Focused ultrasound (FUS) therapy is a promising tool for optimally targeted treatment of spinal cord injuries (SCI), offering submillimeter precision to enhance blood flow at injury sites while minimizing impact on surrounding tissues. However, its efficacy is highly sensitive to the placement of the ultrasound source, as the spinal cord's complex geometry and acoustic heterogeneity distort and attenuate the FUS signal. Current approaches rely on computer simulations to solve the governing wave propagation equations and compute patient-specific pressure maps using ultrasound images of the spinal cord anatomy. While accurate, these high-fidelity simulations are computationally intensive, taking up to hours to complete parameter sweeps, which is impractical for real-time surgical decision-making. To address this bottleneck, we propose a convolutional deep operator network (DeepONet) to rapidly predict FUS pressure fields in patient spinal cords. Unlike conventional neural networks, DeepONets are well equipped to approximate the solution operator of the parametric partial differential equations (PDEs) that govern the behavior of FUS waves with varying initial and boundary conditions (i.e., new transducer locations or spinal cord geometries) without requiring extensive simulations. Trained on simulated pressure maps across diverse patient anatomies, this surrogate model achieves real-time predictions with only a 2% loss on the test set, significantly accelerating the modeling of nonlinear physical systems in heterogeneous domains. By facilitating rapid parameter sweeps in surgical settings, this work provides a crucial step toward precise and individualized solutions in neurosurgical treatments.

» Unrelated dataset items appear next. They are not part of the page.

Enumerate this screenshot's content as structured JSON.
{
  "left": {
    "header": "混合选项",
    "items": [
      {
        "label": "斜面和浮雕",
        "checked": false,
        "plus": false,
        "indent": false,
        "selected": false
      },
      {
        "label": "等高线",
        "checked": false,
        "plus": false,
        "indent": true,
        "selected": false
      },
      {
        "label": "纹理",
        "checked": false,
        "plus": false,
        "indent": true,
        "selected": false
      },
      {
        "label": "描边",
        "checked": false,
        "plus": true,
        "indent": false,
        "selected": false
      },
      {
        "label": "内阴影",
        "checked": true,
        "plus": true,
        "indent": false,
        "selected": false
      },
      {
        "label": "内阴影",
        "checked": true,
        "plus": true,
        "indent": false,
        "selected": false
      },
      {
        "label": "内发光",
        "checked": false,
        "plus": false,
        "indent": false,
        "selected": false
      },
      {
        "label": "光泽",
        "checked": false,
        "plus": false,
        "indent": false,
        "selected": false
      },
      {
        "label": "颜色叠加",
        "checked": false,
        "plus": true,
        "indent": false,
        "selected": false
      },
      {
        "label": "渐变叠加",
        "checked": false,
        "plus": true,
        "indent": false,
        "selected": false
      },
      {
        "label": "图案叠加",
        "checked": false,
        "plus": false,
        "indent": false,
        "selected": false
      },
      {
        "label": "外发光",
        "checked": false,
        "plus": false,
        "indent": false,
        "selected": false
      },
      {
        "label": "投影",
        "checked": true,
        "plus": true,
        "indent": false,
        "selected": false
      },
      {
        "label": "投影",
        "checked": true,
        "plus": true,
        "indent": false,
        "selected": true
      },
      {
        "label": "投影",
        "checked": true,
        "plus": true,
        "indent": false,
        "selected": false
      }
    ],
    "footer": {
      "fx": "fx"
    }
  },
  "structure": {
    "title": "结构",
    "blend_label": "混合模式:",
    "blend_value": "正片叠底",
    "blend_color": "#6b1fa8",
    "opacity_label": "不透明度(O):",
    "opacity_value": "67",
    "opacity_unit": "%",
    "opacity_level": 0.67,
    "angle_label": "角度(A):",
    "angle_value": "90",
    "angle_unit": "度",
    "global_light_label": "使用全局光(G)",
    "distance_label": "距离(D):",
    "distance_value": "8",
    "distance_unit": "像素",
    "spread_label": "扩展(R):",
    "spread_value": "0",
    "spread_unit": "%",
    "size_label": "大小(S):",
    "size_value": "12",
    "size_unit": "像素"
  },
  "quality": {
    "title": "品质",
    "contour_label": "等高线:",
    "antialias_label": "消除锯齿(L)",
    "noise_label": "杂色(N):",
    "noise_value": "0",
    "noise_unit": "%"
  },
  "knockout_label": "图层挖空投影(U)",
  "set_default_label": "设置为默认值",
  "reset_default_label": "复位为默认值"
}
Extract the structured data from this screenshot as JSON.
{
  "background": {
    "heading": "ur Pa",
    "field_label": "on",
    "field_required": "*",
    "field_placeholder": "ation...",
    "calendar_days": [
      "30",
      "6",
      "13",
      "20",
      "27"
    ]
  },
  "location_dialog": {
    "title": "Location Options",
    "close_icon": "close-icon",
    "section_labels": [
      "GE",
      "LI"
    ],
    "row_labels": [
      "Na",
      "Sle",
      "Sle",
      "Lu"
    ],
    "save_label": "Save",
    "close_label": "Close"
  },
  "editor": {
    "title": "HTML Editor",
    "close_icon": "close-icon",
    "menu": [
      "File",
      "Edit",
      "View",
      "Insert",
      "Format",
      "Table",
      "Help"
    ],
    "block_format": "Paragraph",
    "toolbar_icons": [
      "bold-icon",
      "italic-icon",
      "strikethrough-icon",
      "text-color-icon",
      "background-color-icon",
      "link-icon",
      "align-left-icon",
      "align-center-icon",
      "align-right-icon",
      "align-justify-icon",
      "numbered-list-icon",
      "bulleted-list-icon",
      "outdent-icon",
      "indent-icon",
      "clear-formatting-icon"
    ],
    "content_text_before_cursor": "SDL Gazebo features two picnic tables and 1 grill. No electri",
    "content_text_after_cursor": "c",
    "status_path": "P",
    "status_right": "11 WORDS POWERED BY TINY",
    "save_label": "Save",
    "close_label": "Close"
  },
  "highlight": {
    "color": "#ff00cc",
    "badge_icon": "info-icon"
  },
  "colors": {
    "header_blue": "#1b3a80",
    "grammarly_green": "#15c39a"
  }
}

翻译：聚焦超声（FUS）疗法是一种前景广阔的工具，可用于脊髓损伤（SCI）的精准靶向治疗，其亚毫米级精度能够增强损伤部位的血流，同时最大限度地减少对周围组织的影响。然而，其疗效对超声源放置位置高度敏感，因为脊髓的复杂几何结构和声学异质性会扭曲并衰减FUS信号。目前的方法依赖于计算机模拟来求解控制波传播方程，并利用脊髓解剖结构的超声图像计算患者特异性压力分布图。虽然精确，但这些高保真模拟计算量大，完成参数扫描需要长达数小时，这对于实时手术决策而言并不实用。为解决这一瓶颈，我们提出了一种卷积深度算子网络（DeepONet），用于快速预测患者脊髓中的FUS压力场。与传统神经网络不同，DeepONet能够很好地逼近参数偏微分方程（PDEs）的解算子，这些方程控制着具有不同初始和边界条件（即新的换能器位置或脊髓几何结构）的FUS波的行为，而无需进行大量模拟。该代理模型基于不同患者解剖结构的模拟压力分布图进行训练，在测试集上仅损失2%即可实现实时预测，显著加速了异质域中非线性物理系统的建模。通过促进手术环境中的快速参数扫描，这项工作为神经外科治疗中实现精准个体化解决方案迈出了关键一步。